Mutational testing of samples showing heterologous rhabdomyoblastic differentiation shed light on specific molecular mechanisms, which might account for this unusual line of differentiation. Nevertheless, this finding, in combination with loss of KIT expression, suggests the possibility of activation of novel pathways driven by a KIT-independent oncogenic mechanism. According to Western blot analysis, in our imatinib-resistant GIST with both KIT V559D and BRAF V600E mutations, the inhibition of KIT V559D by imatinib caused a strong decrease of AKT phosphorylation, while ERK1/2 phosphorylation was not affected. However, in the imatinib-resistant GIST with a secondary KIT V654A mutation, phosphorylations of ERK1/2, AKT and KIT were all below the detection level. These data indicate that in GIST with both KIT V559D and BRAF V600E mutations, imatinib abrogates the KIT V559D-triggered AKT phosphorylation. However, it is not capable of affecting ERK1/2 phosphorylation, which is driven by BRAF V600E. According to Miranda et al. [24], in vitro experiments in cell lines coexpressing an imatinib-responding KIT mutant and constitutively activated BRAF proteins showed that imatinib treatment was able to switch off KIT and its downstream signaling but not extracellular signal-regulated kinase (ERK)1/2 activation driven by the mutated BRAF. These data suggest the activation of the MAPK pathway as a possible novel mechanism of resistance to imatinib in GIST.
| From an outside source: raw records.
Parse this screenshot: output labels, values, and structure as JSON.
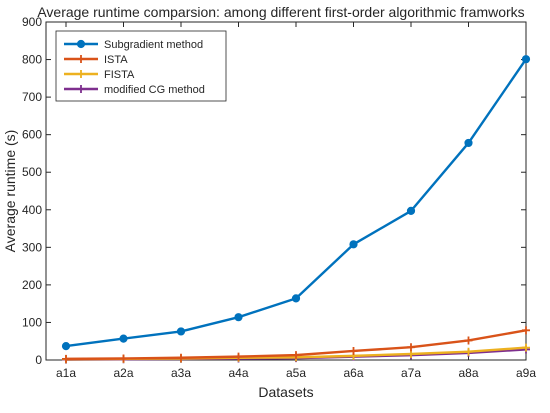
{
  "chart_data": {
    "type": "line",
    "title": "Average runtime comparsion: among different first-order algorithmic framworks",
    "xlabel": "Datasets",
    "ylabel": "Average runtime (s)",
    "categories": [
      "a1a",
      "a2a",
      "a3a",
      "a4a",
      "a5a",
      "a6a",
      "a7a",
      "a8a",
      "a9a"
    ],
    "ylim": [
      0,
      900
    ],
    "yticks": [
      0,
      100,
      200,
      300,
      400,
      500,
      600,
      700,
      800,
      900
    ],
    "grid": false,
    "legend_position": "top-left",
    "series": [
      {
        "name": "Subgradient method",
        "color": "#0072BD",
        "marker": "circle",
        "values": [
          37,
          57,
          76,
          114,
          164,
          308,
          397,
          578,
          801
        ]
      },
      {
        "name": "ISTA",
        "color": "#D95319",
        "marker": "plus",
        "values": [
          3,
          4,
          6,
          9,
          13,
          24,
          34,
          52,
          79
        ]
      },
      {
        "name": "FISTA",
        "color": "#EDB120",
        "marker": "plus",
        "values": [
          2,
          3,
          4,
          6,
          7,
          11,
          16,
          22,
          33
        ]
      },
      {
        "name": "modified CG method",
        "color": "#7E2F8E",
        "marker": "plus",
        "values": [
          1,
          2,
          3,
          4,
          5,
          9,
          13,
          19,
          28
        ]
      }
    ]
  }
}
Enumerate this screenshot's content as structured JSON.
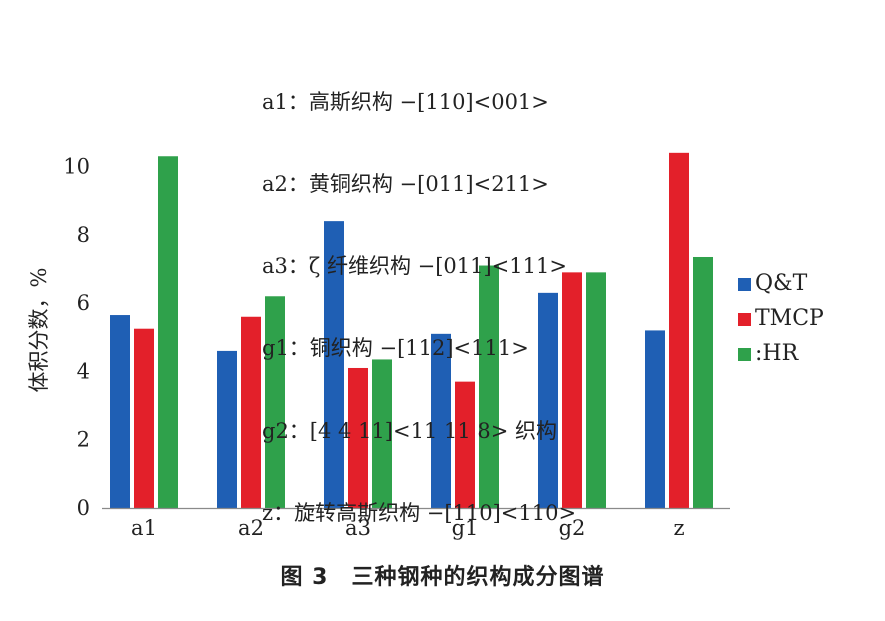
{
  "chart_data": {
    "type": "bar",
    "categories": [
      "a1",
      "a2",
      "a3",
      "g1",
      "g2",
      "z"
    ],
    "series": [
      {
        "name": "Q&T",
        "color": "#1f5fb4",
        "values": [
          5.65,
          4.6,
          8.4,
          5.1,
          6.3,
          5.2
        ]
      },
      {
        "name": "TMCP",
        "color": "#e3202a",
        "values": [
          5.25,
          5.6,
          4.1,
          3.7,
          6.9,
          10.4
        ]
      },
      {
        "name": "HR",
        "color": "#2fa14b",
        "values": [
          10.3,
          6.2,
          4.35,
          7.1,
          6.9,
          7.35
        ]
      }
    ],
    "legend_labels": [
      "Q&T",
      "TMCP",
      ":HR"
    ],
    "ylabel": "体积分数，%",
    "ylim": [
      0,
      10.6
    ],
    "yticks": [
      0,
      2,
      4,
      6,
      8,
      10
    ],
    "grid": false,
    "legend_position": "right",
    "annotations": [
      "a1：高斯织构 −[110]<001>",
      "a2：黄铜织构 −[011]<211>",
      "a3：ζ 纤维织构 −[011]<111>",
      "g1：铜织构 −[112]<111>",
      "g2：[4 4 11]<11 11 8> 织构",
      "z：旋转高斯织构 −[110]<110>"
    ],
    "caption": "图 3　三种钢种的织构成分图谱"
  }
}
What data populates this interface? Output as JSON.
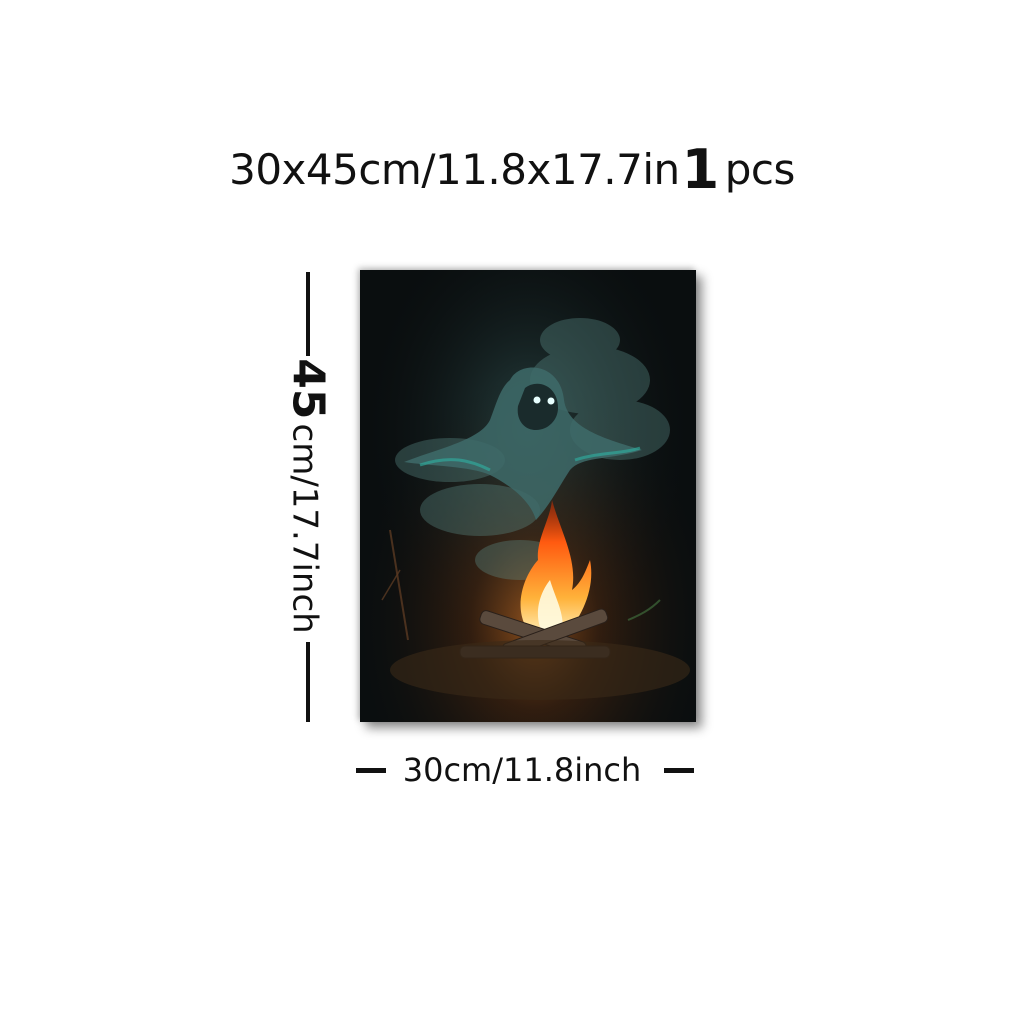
{
  "title": {
    "size_text": "30x45cm/11.8x17.7in",
    "quantity": "1",
    "unit": "pcs"
  },
  "height_label": {
    "value": "45",
    "rest": "cm/17.7inch"
  },
  "width_label": "30cm/11.8inch",
  "painting": {
    "subject": "ghost-over-campfire"
  },
  "colors": {
    "ink": "#111111",
    "canvas_bg": "#0b0f10",
    "smoke": "#4f7f7c",
    "flame": "#ff7a1a"
  }
}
In summary, this is the first report detecting heterogeneous KIT and BRAF secondary mutations in an imatinib-resistant GIST with heterologous rhabdomyoblastic differentiation. This finding delineates a new molecular group of patients who may benefit from selective BRAF inhibitors as an alternative therapeutic option to imatinib. Furthermore, the acquisition of BRAF mutations may play a role in triggering imatinib-resistance in GIST patients and may induce a KIT-negative transdifferentiation phenotype in these tumors. More cases are thus required to confirm that BRAF mutated GIST indeed shows a distinct clinicopathological phenotype.